Kopf
Der Oberste Gerichtshof hat als Revisionsgericht durch den Ersten Präsidenten des Obersten Gerichtshofes Dr. Heller als Vorsitzenden und durch die Räte des Obersten Gerichtshofes Dr. Dinnebier, Dr. Berger, Dr. Machek und Dr. Zierer als Richter in der Rechtssache der klagenden Partei Rupert B*****, Schuhmachermeister, ***** vertreten durch Dr. Willi Müller-Fembeck, Rechtsanwalt in Wien, wider die beklagte Partei Walter H*****, Kaufmann, ***** vertreten durch Dr. Georg Lippert, Rechtsanwalt in Zell am See, wegen Aufkündigung infolge Revision der klagenden Partei gegen das Urteil des Landesgerichtes Salzburg als Berufungsgerichtes vom 18. Mai 1960, GZ 3 R 195/60, womit infolge Berufung der klagenden Partei das Urteil des Bezirksgerichtes Zell am See vom 29. Feber 1960, GZ C 138/59-8, bestätigt wurde, in nichtöffentlicher Sitzung zu Recht erkannt:
Spruch
Der Revision wird nicht Folge gegeben.
Der Kläger ist schuldig, der beklagten Partei die mit S 472,05 bestimmten Kosten des Revisionsverfahrens binnen 14 Tagen bei Exekution zu bezahlen.
Text
Entscheidungsgründe:
Der Kläger macht die Kündigungsgründe nach § 19 Abs 1 und § 19 Abs 2 Z 10 MietG geltend; er bringt vor, dass der Beklagte entgegen der vertraglichen Vereinbarung, wonach eine Weitervermietung untersagt ist, das Geschäftslokal mit einem Kellerraum weiter verpachtet habe und zwar gegen einen monatlichen Zins von S 2.000,-, während vom Beklagten selbst nur S 700,- monatlich Mietzins bezahlt werden.

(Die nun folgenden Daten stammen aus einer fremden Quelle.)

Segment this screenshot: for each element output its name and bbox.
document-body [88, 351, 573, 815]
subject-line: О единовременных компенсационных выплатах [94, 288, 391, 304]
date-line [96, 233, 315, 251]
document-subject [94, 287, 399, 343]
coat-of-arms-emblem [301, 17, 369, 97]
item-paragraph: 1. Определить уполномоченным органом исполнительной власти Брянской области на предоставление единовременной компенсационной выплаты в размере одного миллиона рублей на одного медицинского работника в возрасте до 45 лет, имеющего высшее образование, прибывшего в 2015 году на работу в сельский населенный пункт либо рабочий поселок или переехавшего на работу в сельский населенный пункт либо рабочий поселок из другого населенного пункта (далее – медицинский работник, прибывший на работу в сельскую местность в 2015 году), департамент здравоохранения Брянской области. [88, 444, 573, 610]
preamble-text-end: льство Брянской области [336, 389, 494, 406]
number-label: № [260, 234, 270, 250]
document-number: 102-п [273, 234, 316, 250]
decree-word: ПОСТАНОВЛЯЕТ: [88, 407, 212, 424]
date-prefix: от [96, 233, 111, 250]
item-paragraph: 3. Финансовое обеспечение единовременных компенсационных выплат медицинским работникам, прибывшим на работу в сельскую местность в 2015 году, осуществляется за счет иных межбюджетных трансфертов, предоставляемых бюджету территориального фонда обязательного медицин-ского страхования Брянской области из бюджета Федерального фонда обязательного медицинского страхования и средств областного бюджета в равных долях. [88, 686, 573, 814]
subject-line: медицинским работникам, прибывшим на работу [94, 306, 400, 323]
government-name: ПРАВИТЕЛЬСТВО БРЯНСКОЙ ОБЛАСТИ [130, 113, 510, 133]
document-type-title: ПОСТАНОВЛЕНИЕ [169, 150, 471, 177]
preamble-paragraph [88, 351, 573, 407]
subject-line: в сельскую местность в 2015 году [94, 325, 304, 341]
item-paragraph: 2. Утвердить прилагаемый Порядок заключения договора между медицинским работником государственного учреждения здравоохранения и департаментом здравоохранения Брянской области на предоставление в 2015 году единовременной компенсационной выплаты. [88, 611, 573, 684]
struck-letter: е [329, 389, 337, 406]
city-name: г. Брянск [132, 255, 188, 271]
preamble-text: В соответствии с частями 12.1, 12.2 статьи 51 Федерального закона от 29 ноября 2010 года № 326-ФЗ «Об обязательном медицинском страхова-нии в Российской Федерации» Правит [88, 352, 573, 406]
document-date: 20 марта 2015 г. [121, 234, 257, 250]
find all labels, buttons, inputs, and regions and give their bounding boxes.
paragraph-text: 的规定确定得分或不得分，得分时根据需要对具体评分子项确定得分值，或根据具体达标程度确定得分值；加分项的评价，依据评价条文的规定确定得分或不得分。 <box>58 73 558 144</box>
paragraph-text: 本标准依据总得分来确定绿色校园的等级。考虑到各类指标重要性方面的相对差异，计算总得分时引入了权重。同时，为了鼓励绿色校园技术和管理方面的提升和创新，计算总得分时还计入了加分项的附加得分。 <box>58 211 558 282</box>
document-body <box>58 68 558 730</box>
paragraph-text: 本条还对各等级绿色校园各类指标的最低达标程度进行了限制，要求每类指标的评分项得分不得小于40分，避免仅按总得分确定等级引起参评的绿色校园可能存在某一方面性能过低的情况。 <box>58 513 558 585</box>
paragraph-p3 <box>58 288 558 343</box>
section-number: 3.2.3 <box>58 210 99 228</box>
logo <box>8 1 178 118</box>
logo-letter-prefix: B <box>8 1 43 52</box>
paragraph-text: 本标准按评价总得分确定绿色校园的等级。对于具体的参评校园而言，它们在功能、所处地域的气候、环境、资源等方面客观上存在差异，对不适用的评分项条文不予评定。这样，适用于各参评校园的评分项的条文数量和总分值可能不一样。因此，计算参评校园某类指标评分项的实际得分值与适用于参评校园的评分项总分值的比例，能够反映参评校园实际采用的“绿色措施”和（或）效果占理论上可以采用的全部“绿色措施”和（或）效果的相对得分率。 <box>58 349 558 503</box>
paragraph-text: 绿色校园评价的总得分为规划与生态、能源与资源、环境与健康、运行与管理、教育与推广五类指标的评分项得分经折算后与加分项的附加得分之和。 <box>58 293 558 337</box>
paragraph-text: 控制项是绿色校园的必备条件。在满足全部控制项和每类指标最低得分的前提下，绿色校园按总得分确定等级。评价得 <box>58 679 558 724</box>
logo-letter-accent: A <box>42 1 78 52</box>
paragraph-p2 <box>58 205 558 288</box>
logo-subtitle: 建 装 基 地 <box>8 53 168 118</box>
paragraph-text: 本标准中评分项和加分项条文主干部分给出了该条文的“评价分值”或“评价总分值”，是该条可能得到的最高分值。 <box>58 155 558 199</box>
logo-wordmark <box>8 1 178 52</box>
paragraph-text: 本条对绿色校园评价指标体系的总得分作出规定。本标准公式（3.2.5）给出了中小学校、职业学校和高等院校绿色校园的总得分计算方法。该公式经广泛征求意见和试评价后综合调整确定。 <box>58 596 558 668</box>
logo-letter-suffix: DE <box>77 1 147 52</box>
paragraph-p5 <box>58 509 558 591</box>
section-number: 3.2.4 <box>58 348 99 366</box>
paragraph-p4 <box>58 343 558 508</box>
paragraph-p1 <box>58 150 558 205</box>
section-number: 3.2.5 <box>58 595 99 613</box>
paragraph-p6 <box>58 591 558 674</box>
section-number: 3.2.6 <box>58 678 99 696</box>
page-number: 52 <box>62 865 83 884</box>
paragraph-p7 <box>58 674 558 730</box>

Die Aufkündigung wurde zunächst vom Erstgericht aufgehoben, vom Kläger während des Berufungsverfahrens eine Wiederaufnahmsklage eingebracht, die Wiederaufnahme bewilligt und das ergangene Urteil aufgehoben. Abschließend wurde in der Hauptsache verhandelt und sonach die Kündigung vom Erstgericht neuerlich aufgehoben. Ein wichtiger Kündigungsgrund nach § 19 Abs 1 MietG wurde verneint, weil der Kläger es unterlassen habe auszuführen, weshalb er sich durch die Verletzung der Verbotsklausel beschwert erachte. Auf die Ausführungen des Klägers im wiederaufgenommenen Verfahren hinsichtlich des behaupteten Mangels eines schutzwürdigen Interesses des Beklagten ging das Erstgericht nicht ein, weil dieses Vorbringen verspätet und nach § 21 MietG, § 541 Abs 2 ZPO unzulässig gewesen sei. Der Kündigungsgrund der Z 10 des § 19 Abs 2 liege nicht vor, weil das Geschäftslokal nicht untervermietet, sondern das gewerbliche Unternehmen des Beklagten verpachtet worden sei.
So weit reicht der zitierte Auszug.